Staircasing sales were “under budget”, though. “In terms of both units and surplus, [this reflects] the challenging economic conditions our customers face,” it added.

Paradigm’s overall operating margin for 2023-24 was 33.8%, based on the Regulator of Social Housing’s value for money metric. Although this was a slight improvement on last year’s result of 33.3%, it failed to reach the landlord’s target of 40%.

This was down to an “increase in non-recoverable service charge costs, one-off legal costs and impairment”, as well as lower outright sales than forecast from its joint venture with Countryside.

The operating margin for social housing lettings improved, increasing from 35.5% to 38.8%.

Turnover also increased year on year at the social landlord, rising by 23% to £150.5m.

The landlord continued to invest in existing homes, funnelling £47m to repairs and improvements and reporting 81% of customers as satisfied with repair services.

“We are intensifying efforts to maintain and upgrade our existing properties, improving the quality and safety of those homes and neighbourhoods,” said Richard Moriarty, Paradigm’s chair, who joined the organisation in April this year. He is chief executive of the Financial Reporting Council. 

Paradigm completed 522 homes in 2023-34, selling 18 as market sales and adding 504 to its portfolio. Of these, 337 were for affordable rented tenures, including 22 for social rent.

The landlord plans to deliver 449 more homes in the coming year, with 990 in the pipeline. It added that this meant it was on track to meet its target of building 1,950 homes by 2026.

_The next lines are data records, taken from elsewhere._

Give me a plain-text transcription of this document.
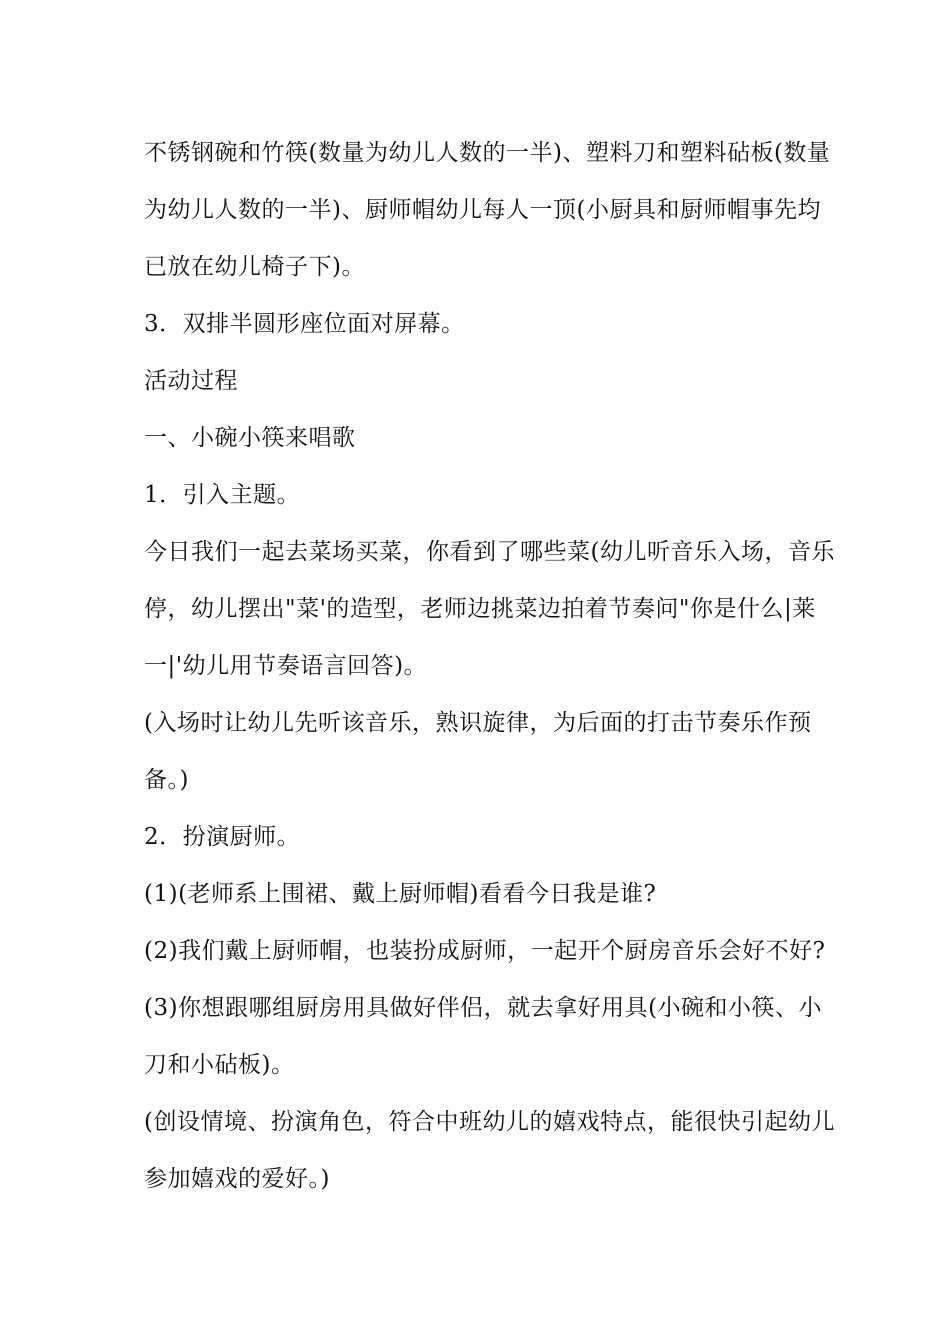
不锈钢碗和竹筷(数量为幼儿人数的一半)、塑料刀和塑料砧板(数量
为幼儿人数的一半)、厨师帽幼儿每人一顶(小厨具和厨师帽事先均
已放在幼儿椅子下)。
3．双排半圆形座位面对屏幕。
活动过程
一、小碗小筷来唱歌
1．引入主题。
今日我们一起去菜场买菜，你看到了哪些菜(幼儿听音乐入场，音乐
停，幼儿摆出"菜'的造型，老师边挑菜边拍着节奏问"你是什么|莱
一|'幼儿用节奏语言回答)。
(入场时让幼儿先听该音乐，熟识旋律，为后面的打击节奏乐作预
备。)
2．扮演厨师。
(1)(老师系上围裙、戴上厨师帽)看看今日我是谁?
(2)我们戴上厨师帽，也装扮成厨师，一起开个厨房音乐会好不好?
(3)你想跟哪组厨房用具做好伴侣，就去拿好用具(小碗和小筷、小
刀和小砧板)。
(创设情境、扮演角色，符合中班幼儿的嬉戏特点，能很快引起幼儿
参加嬉戏的爱好。)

Paradigm’s development programme costs were reflected in its EBITDA MRI (earnings before interest, tax, depreciation and amortisation, major repairs included) interest cover, which dropped from 142.8% to 132.7% in 2023-24.

This was due to “the increased operating costs incurred and increased interest costs” brought about by drawing down on its revolving credit facility to fund development at a higher interest rate than expected.

In April, Paradigm issued a £250m 20-year bond, retaining £100m, at a coupon rate of 5.25%, which it said was used to repay the revolving credit facility and reduce its exposure to interest rate risk.

Nicola Ewen, chief financial officer of Paradigm, said: “The group has maintained focus on its objectives despite the continued challenging operating environment.

“We have achieved upper-quartile performance for customer satisfaction, staff engagement and financial metrics, continued to build new homes and invested significantly in our existing homes.”